[Access] About 30 minutes by car from JR Bungo-Taketa Station on the Houhi Line.
[Website] Nagayu Onsen, Kōyōkan (Japanese)
I stayed at Kōyōkan, a ryokan with a classic atmosphere located in the hot spring district. I had already enjoyed a relaxing bath at the public bathhouse, Chōsei-yu, so I waited a bit before trying the bath at the ryokan. At the stairs leading to the bath, there was a large board with information about the onsen, and the strong emphasis on the hot spring made me even more excited.



The source of Kōyōkan’s hot spring is a bit cooler than Chōsei-yu, at 41.5°C. The board described the onsen water as “clean,” probably because it’s colorless and transparent when it flows from the source. When it fills the bath, it becomes slightly cloudy but doesn’t have the thick murkiness or color like Chōsei-yu. Since the onsen water is drinkable, I tried it and immediately noticed a slight effervescence. The warm temperature makes it perfect for soaking for a long time. The texture of the water feels smoother compared to Chōsei-yu, and despite being so close to it, the two onsen had quite different impressions.
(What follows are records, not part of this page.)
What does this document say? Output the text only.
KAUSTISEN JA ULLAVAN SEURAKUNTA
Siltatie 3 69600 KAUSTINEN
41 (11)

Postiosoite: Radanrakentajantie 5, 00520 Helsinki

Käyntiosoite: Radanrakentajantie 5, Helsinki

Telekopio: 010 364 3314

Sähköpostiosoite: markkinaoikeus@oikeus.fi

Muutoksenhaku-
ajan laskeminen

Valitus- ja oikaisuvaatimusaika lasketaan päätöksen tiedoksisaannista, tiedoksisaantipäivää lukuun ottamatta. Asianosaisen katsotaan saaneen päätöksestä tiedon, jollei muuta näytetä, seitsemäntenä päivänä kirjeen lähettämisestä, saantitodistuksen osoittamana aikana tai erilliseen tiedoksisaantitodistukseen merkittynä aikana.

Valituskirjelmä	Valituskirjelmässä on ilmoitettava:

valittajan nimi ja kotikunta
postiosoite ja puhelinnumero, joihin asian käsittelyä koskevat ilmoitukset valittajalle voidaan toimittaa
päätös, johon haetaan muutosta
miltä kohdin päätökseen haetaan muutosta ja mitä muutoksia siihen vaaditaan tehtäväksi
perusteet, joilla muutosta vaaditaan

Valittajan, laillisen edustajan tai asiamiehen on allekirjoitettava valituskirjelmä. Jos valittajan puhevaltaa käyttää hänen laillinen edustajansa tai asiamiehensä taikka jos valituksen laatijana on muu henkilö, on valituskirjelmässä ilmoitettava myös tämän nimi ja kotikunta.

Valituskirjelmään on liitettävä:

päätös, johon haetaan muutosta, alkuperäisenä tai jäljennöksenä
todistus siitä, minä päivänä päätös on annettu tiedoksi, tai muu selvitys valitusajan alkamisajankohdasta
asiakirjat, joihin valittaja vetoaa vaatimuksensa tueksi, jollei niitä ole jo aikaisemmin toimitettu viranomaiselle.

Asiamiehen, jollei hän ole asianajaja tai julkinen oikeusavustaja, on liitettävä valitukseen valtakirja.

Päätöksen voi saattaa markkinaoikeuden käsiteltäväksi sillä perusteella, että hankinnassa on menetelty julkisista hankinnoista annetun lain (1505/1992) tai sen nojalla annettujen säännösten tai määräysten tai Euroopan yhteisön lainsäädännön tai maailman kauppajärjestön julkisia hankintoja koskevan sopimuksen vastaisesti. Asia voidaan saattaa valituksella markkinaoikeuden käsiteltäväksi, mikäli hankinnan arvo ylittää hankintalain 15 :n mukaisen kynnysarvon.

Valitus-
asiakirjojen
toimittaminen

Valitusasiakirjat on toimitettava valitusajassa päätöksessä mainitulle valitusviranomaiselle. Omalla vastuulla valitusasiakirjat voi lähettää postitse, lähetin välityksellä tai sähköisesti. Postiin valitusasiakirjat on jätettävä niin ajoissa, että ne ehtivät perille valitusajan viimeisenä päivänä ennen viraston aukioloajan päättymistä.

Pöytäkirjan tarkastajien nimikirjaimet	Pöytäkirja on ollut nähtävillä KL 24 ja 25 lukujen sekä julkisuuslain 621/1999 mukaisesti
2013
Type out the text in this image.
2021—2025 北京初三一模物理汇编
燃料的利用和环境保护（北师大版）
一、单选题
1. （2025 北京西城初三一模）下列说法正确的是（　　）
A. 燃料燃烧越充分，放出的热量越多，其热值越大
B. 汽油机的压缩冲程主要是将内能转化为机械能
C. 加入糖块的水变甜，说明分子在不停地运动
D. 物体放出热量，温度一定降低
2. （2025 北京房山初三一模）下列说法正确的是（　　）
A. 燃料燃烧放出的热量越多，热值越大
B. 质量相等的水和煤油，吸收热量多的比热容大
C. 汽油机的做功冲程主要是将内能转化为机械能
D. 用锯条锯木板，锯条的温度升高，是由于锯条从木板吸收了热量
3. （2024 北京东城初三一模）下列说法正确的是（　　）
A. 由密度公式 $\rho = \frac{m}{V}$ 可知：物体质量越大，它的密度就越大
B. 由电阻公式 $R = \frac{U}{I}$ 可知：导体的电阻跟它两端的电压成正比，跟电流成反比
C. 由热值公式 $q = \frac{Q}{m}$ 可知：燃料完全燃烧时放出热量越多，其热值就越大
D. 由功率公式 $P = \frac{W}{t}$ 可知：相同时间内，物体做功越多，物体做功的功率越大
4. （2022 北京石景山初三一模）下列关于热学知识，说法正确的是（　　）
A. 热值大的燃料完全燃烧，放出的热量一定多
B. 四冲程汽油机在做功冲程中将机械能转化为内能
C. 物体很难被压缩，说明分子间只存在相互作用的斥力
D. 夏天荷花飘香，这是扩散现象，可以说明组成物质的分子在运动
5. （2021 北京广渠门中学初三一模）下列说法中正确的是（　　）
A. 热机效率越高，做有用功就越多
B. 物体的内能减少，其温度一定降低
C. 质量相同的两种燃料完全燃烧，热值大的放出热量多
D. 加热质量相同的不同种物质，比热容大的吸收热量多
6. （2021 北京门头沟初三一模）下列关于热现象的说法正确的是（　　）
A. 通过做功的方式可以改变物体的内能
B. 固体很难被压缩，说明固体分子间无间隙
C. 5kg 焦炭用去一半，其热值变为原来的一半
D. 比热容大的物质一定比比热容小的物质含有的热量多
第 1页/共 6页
The bath itself was simple, but the deposits on the faucet and the strong carbonation felt like the onsen water would do good for the body. I can understand why they proudly claim their onsen is excellent – it’s truly a great hot spring that warms you well.


Behind Kōyōkan, across the river, there’s an outdoor bath called Gani-yu (Japanese). It’s completely visible from the ryokan and the riverside path, and there’s no changing room, so it would take quite a bit of courage to use it! I saw an old man soaking in it during a morning walk. His courage is impressive 🙂 The bath didn’t seem to have hot spring flowing in from above, so I wondered if it’s naturally sourced from the bottom. I was curious, but I didn’t dare to try it.